NEW YORK ( TheStreet) -- Gilead Sciences (GILD) is buying Pharmasset (VRUS) for $11 billion in cash and debt, vaulting Gilead into the lead to develop the next generation of all-oral hepatitis C therapies.
The deal values Pharmasset at $137 per share, or an 89% premium to its closing price Friday of $72.67.
Gilead is an HIV drug powerhouse but has faltered in its quest to internally develop new drugs for hepatitis C, a multi-billion commercial market opportunity.
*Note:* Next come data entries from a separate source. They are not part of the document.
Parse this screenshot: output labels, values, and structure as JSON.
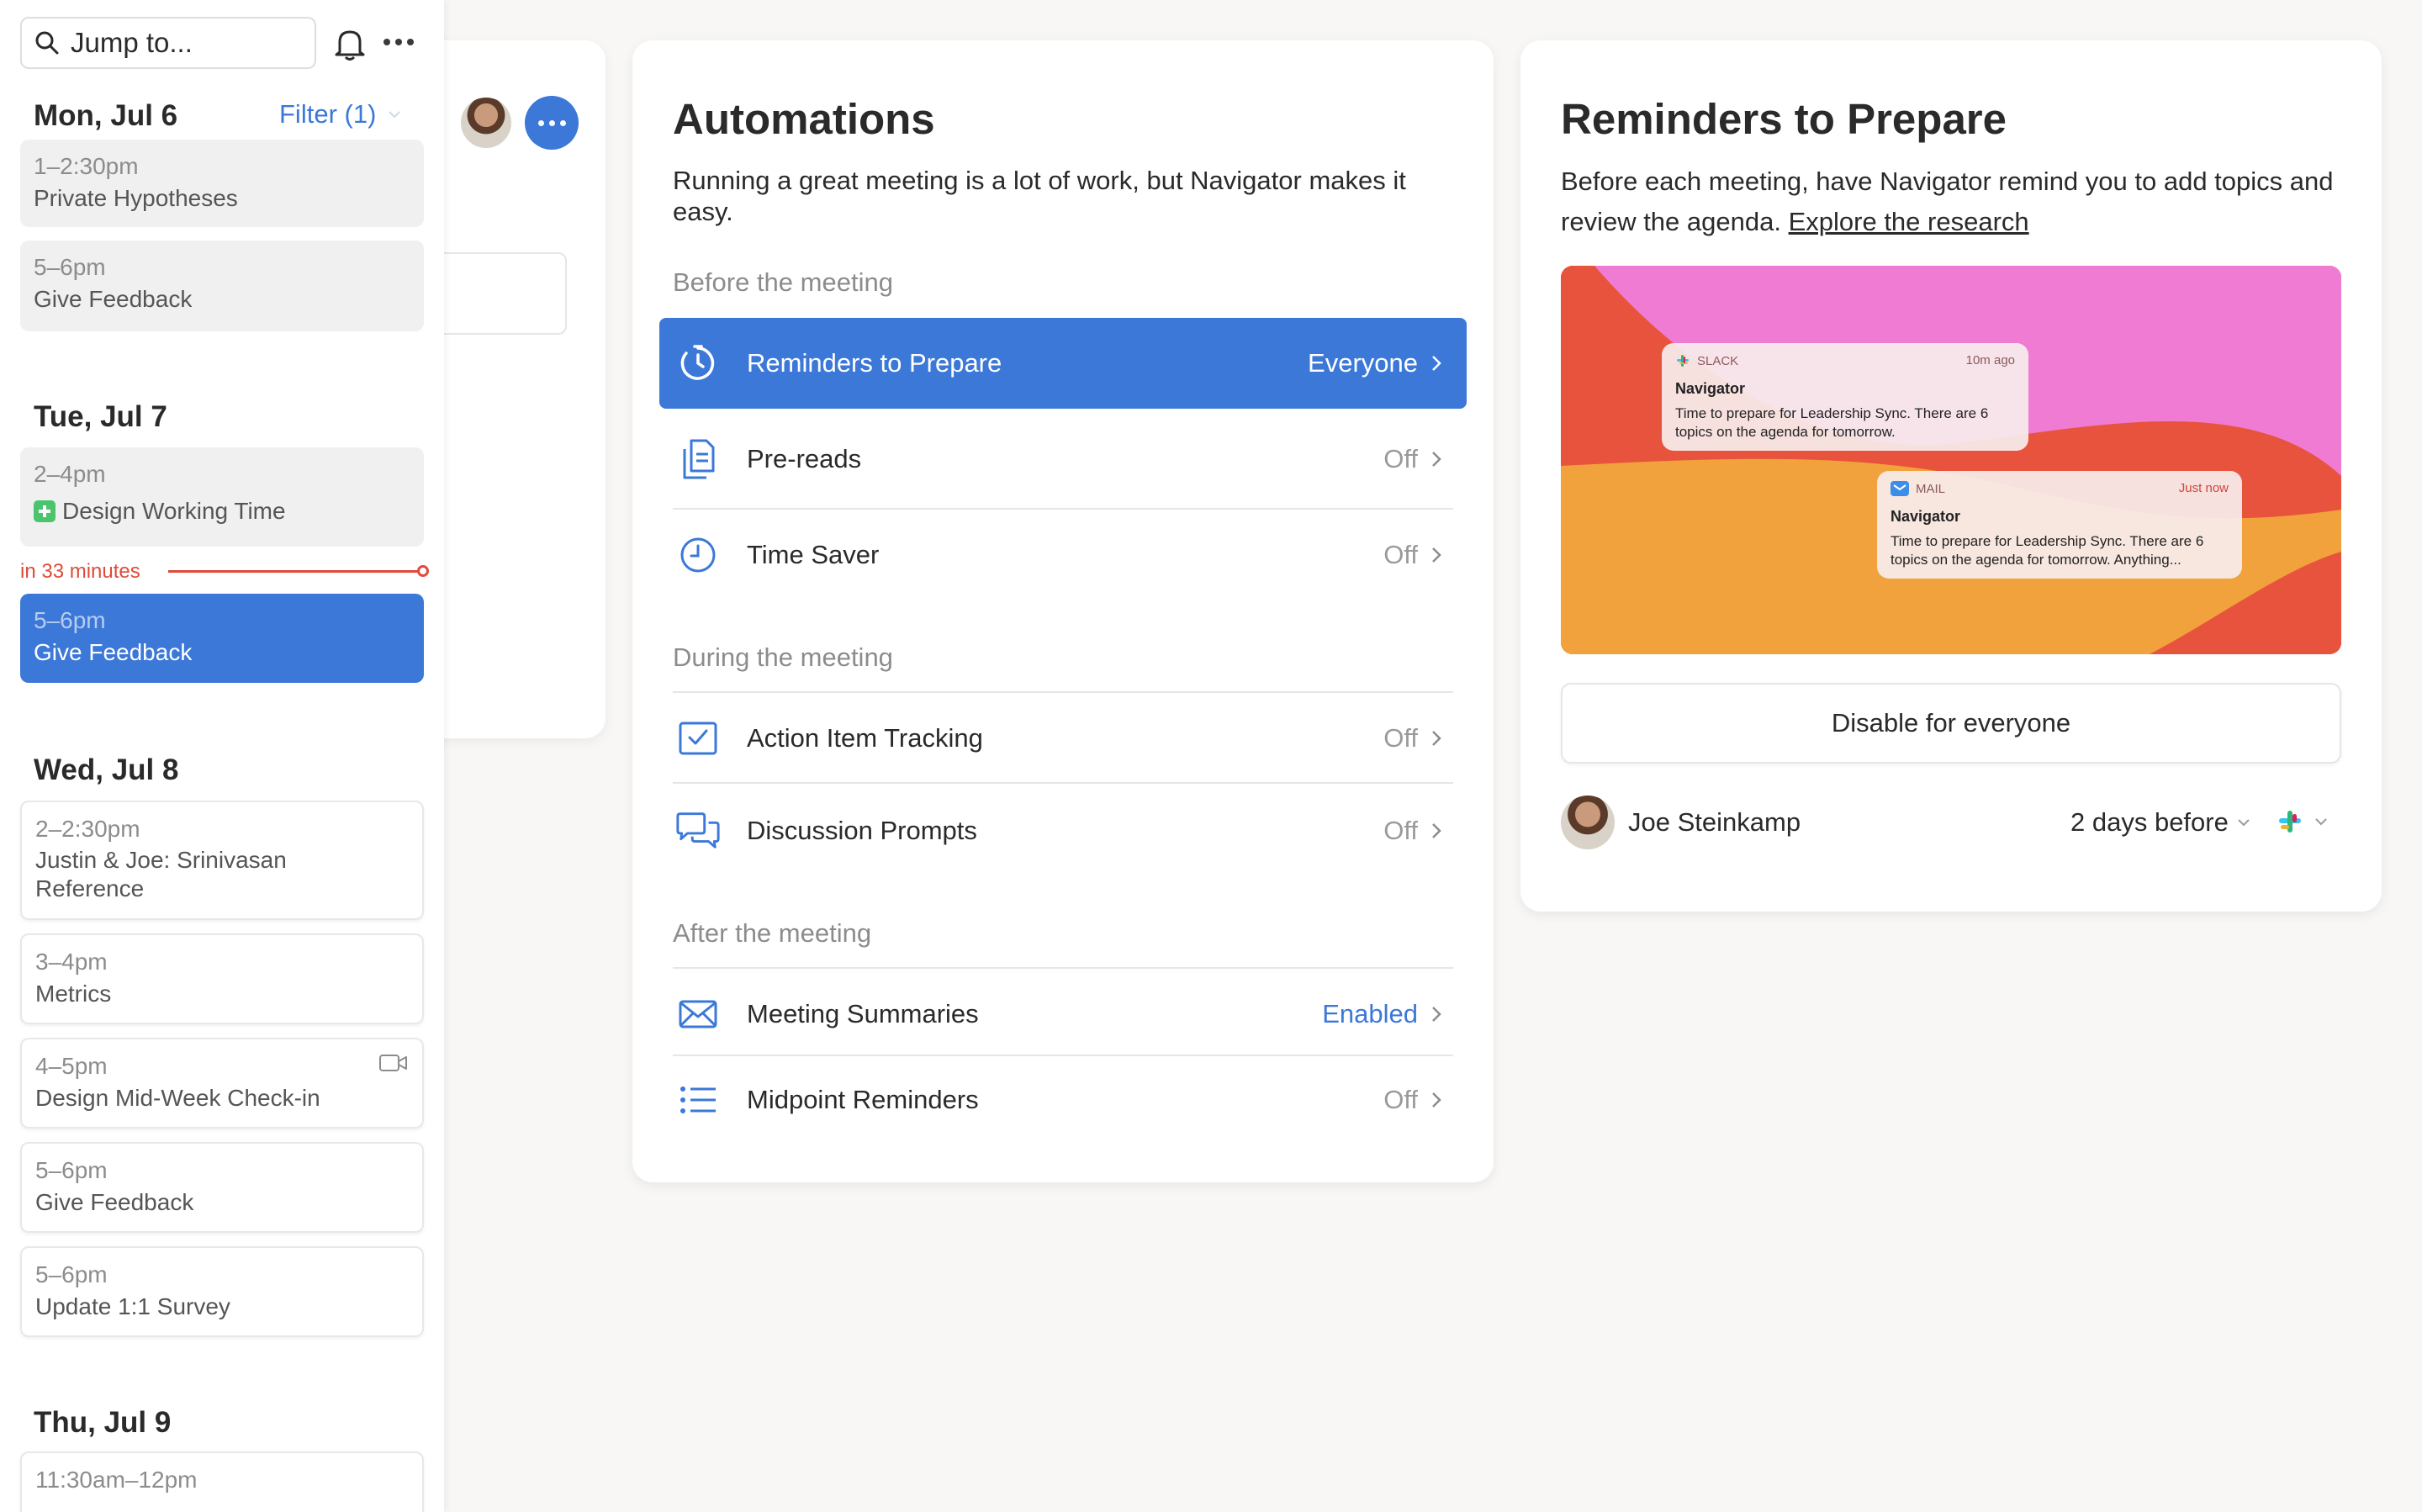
{
  "sidebar": {
    "search_placeholder": "Jump to...",
    "filter_label": "Filter (1)",
    "now_indicator": "in 33 minutes",
    "days": [
      {
        "label": "Mon, Jul 6",
        "events": [
          {
            "time": "1–2:30pm",
            "name": "Private Hypotheses"
          },
          {
            "time": "5–6pm",
            "name": "Give Feedback"
          }
        ]
      },
      {
        "label": "Tue, Jul 7",
        "events": [
          {
            "time": "2–4pm",
            "name": "Design Working Time"
          },
          {
            "time": "5–6pm",
            "name": "Give Feedback"
          }
        ]
      },
      {
        "label": "Wed, Jul 8",
        "events": [
          {
            "time": "2–2:30pm",
            "name": "Justin & Joe: Srinivasan Reference"
          },
          {
            "time": "3–4pm",
            "name": "Metrics"
          },
          {
            "time": "4–5pm",
            "name": "Design Mid-Week Check-in"
          },
          {
            "time": "5–6pm",
            "name": "Give Feedback"
          },
          {
            "time": "5–6pm",
            "name": "Update 1:1 Survey"
          }
        ]
      },
      {
        "label": "Thu, Jul 9",
        "events": [
          {
            "time": "11:30am–12pm",
            "name": ""
          }
        ]
      }
    ]
  },
  "automations": {
    "title": "Automations",
    "description": "Running a great meeting is a lot of work, but Navigator makes it easy.",
    "sections": [
      {
        "label": "Before the meeting",
        "items": [
          {
            "label": "Reminders to Prepare",
            "value": "Everyone",
            "icon": "timer-icon",
            "selected": true
          },
          {
            "label": "Pre-reads",
            "value": "Off",
            "icon": "documents-icon"
          },
          {
            "label": "Time Saver",
            "value": "Off",
            "icon": "clock-icon"
          }
        ]
      },
      {
        "label": "During the meeting",
        "items": [
          {
            "label": "Action Item Tracking",
            "value": "Off",
            "icon": "checkbox-icon"
          },
          {
            "label": "Discussion Prompts",
            "value": "Off",
            "icon": "chat-bubbles-icon"
          }
        ]
      },
      {
        "label": "After the meeting",
        "items": [
          {
            "label": "Meeting Summaries",
            "value": "Enabled",
            "icon": "mail-icon"
          },
          {
            "label": "Midpoint Reminders",
            "value": "Off",
            "icon": "list-icon"
          }
        ]
      }
    ]
  },
  "reminders": {
    "title": "Reminders to Prepare",
    "description": "Before each meeting, have Navigator remind you to add topics and review the agenda.",
    "link": "Explore the research",
    "notifications": [
      {
        "app": "SLACK",
        "time": "10m ago",
        "title": "Navigator",
        "body": "Time to prepare for Leadership Sync. There are 6 topics on the agenda for tomorrow."
      },
      {
        "app": "MAIL",
        "time": "Just now",
        "title": "Navigator",
        "body": "Time to prepare for Leadership Sync. There are 6 topics on the agenda for tomorrow. Anything..."
      }
    ],
    "disable_button": "Disable for everyone",
    "person": {
      "name": "Joe Steinkamp",
      "timing": "2 days before",
      "channel_icon": "slack-icon"
    }
  },
  "colors": {
    "accent": "#3b78d8",
    "alert": "#e04a3a",
    "hero_pink": "#ef7bd3",
    "hero_red": "#e8533d",
    "hero_orange": "#f2a23c"
  }
}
Pharmasset, on the other hand, is regarded as the most promising developer of new, powerful hepatitis C pills which eliminate the need for patients to be treated with painful injections.Pharmasset has been the best-performing biotech stock this year largely due to the excitement around its experimental hepatitis C drugs, one of which, PSI-7977, is just entering phase III clinical trials. Gilead's stock price is up just 10% this year and has largely under-performed for the past two-plus years due to concerns about the negative effect that looming patent expirations for the company's key HIV drugs will have on the company's long-term growth. Previous Gilead acquisitions aimed at diversifying the company beyond HIV, most notably a $2.4 billion purchase of Myogen and a $1.4 billion buy of CV Therapeutics, have been judged expensive failures by investors. Buying Pharmasset for $11 billion, essentially double the market value of the company, eclipses anything Gilead has done in the past in the mergers and acquisition arena. With this Pharmasset deal, Gilead could become the next dominant player in the hepatitis C treatment market and the first company to launch an all-oral regimen, perhaps in 2013. But $11 billion is a hefty price tag which will naturally lead to questions and concerns that Gilead is paying too much, particularly since Pharmasset isn't alone developing new, all-oral hepatitis C therapies.